Furthermore, although it is understandable that following placement in foster care, the child, who is young, became bonded to the foster mother, who admittedly took good care of her and tended to her special needs, this does not undermine the fact that the child has biological relatives, who are capable of caring for her and have consistently expressed a desire that she remain in the grandmother’s care.
In Matter of Wesley R. (307 AD2d 360 [2003]), on similar but not identical facts, the Second Department noted that “[t]he central problem ... is in determining whether this short-term trauma [of removing the child from foster care] would have a lasting impact, and whether it would be more than compensated for by the long-term advantages that the child would experience for the remainder of his life as the result of unification” with his biological relatives (id. at 361-362).

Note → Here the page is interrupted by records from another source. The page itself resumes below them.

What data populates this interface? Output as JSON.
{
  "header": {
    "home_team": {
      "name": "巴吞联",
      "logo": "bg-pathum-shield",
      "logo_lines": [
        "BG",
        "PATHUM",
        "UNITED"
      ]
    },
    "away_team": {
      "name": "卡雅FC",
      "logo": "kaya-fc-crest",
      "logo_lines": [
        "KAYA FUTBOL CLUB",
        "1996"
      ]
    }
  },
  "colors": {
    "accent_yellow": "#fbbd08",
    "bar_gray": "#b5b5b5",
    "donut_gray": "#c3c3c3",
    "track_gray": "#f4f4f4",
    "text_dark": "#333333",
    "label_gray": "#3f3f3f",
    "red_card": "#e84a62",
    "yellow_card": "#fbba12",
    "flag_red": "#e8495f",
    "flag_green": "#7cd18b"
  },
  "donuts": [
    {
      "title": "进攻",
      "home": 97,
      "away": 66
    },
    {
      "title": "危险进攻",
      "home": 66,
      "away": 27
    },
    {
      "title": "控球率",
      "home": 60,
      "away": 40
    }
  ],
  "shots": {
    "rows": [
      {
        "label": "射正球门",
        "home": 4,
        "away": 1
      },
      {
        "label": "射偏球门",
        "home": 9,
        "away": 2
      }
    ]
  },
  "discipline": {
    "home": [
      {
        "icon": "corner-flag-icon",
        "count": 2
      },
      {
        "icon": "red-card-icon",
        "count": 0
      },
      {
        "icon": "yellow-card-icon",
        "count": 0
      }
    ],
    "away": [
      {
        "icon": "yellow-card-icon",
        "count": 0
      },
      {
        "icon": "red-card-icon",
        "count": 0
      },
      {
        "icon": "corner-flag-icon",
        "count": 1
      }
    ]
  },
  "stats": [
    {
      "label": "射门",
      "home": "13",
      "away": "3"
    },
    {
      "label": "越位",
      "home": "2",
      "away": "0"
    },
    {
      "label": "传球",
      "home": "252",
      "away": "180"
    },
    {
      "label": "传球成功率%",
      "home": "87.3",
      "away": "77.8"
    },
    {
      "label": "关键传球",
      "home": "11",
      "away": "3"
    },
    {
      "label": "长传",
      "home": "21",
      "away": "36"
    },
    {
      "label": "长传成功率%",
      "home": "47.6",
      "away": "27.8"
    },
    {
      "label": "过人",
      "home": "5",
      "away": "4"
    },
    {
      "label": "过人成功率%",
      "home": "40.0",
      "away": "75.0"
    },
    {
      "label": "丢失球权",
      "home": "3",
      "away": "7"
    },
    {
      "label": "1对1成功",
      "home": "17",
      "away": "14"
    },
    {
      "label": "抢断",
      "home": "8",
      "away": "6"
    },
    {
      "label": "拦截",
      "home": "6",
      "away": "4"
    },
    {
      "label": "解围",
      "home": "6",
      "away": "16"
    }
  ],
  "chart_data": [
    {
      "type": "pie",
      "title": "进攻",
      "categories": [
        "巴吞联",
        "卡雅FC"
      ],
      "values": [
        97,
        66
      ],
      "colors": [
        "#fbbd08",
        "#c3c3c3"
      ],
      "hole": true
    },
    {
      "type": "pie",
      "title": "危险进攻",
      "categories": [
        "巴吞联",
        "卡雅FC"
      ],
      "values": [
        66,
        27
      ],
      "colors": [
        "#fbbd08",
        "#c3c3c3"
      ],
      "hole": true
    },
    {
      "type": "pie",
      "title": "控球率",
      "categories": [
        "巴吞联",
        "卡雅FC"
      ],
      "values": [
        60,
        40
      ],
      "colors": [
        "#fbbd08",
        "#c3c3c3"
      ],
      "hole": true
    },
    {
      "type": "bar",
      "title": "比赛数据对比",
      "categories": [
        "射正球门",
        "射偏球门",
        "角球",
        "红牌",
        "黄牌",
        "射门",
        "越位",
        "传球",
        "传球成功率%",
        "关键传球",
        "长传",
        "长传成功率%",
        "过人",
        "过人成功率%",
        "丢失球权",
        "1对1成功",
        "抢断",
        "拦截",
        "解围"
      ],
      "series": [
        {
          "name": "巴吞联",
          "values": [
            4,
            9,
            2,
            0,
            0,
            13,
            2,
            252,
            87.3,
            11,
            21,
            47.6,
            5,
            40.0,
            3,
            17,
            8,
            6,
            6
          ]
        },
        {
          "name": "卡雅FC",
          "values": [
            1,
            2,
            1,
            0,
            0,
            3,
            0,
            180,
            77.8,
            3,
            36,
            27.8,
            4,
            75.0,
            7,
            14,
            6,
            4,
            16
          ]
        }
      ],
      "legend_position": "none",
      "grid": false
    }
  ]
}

The Court found that under the circumstances, and in light of the passage of time occasioned by the delay inherent in perfecting the appeal, and the pace of the psychological development of the child whose best interests were the primary concern, the record was not sufficient to determine the ultimate issues presented. Accordingly, it found that a new hearing was necessary, addressed to the *597ultimate question of what arrangement was best for the child in light of his current conditions (id. at 364).
As in Wesley, we conclude that Family Court should have considered whether any short-term “trauma” is outweighed by the potential long-term benefit of the child remaining with her grandmother, who asserts that she will ensure that the child maintains ties with her siblings, who reside with the maternal grandmother, and with her foster family. Because the record contained no independent expert testimony on this question, this matter is remanded for a new hearing. We express no opinion on the ultimate issue of the appropriate disposition and we do not limit, the evidence to such expert testimony.
To the extent our ruling differs from the prior decision rendered on the mother’s appeal from the same order of disposition (see Matter of Evelyse Luz S., 57 AD3d 329 [2008]), we are not bound by that decision given that respondent father’s appeal was not before us. Concur—Catterson, J.P., McGuire, Moskowitz, DeGrasse and Freedman, JJ.